3. Saat marah, ubahlah posisi. Kalau marah dalam posisi berdiri, maka hendaklah dia duduk. Kalau marahnya dalam posisi duduk, maka hendaklah berbaring.

4. Diam dan jangan berbicara ketika sedang marah. Rasulullah juga mengingatkan, “Sesungguhnya ada hamba yang mengucapkan satu kalimat, yang dia tidak terlalu memikirkan dampaknya, namun menggelincirkannya ke neraka yang dalamnya sejauh timur dan barat.” (HR. Bukhari dan Muslim)

5. Mengingat-ingat balasan pahala bagi orang yang menahan amarahnya. Gunakan tangan yang elegan untuk menutupi kedua telinga. Sehingga mereka akan lelah berkoar-koar, sementara kita berjalan dengan elegan.

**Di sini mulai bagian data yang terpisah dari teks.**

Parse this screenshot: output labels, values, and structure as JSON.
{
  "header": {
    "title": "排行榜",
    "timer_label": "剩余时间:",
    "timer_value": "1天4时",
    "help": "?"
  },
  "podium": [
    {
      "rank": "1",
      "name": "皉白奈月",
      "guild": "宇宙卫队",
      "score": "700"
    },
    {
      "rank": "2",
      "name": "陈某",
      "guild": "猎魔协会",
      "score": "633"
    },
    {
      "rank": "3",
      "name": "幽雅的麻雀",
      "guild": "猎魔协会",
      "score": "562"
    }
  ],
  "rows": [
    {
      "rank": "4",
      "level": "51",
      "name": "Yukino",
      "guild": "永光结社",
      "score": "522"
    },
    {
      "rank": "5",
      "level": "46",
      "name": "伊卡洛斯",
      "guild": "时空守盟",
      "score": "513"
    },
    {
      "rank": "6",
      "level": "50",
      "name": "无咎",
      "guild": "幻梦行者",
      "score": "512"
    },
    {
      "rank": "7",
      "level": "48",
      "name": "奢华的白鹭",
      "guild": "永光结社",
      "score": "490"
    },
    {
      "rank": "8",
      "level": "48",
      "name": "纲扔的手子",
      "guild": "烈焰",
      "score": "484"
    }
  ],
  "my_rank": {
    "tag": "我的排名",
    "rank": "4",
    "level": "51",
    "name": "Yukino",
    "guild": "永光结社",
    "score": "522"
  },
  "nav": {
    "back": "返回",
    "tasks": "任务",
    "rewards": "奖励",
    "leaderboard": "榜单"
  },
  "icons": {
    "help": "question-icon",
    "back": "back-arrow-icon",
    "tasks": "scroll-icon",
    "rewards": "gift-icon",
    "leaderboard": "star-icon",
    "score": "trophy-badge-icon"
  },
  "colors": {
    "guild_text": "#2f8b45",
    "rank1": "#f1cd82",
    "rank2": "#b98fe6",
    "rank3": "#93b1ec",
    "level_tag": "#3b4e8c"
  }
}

Siapapun tidak akan betah karena marah bisa merusak suasana, merusak cita-cita, bahkan menjatuhkan harga diri di hadapan sesama. Orang yang pemarah akan dianggap belum dewasa karena dinilai belum mampu mengendalikan emosinya sendiri. Sementara sabar akan membuatmu menang dalam menjalani kehidupan.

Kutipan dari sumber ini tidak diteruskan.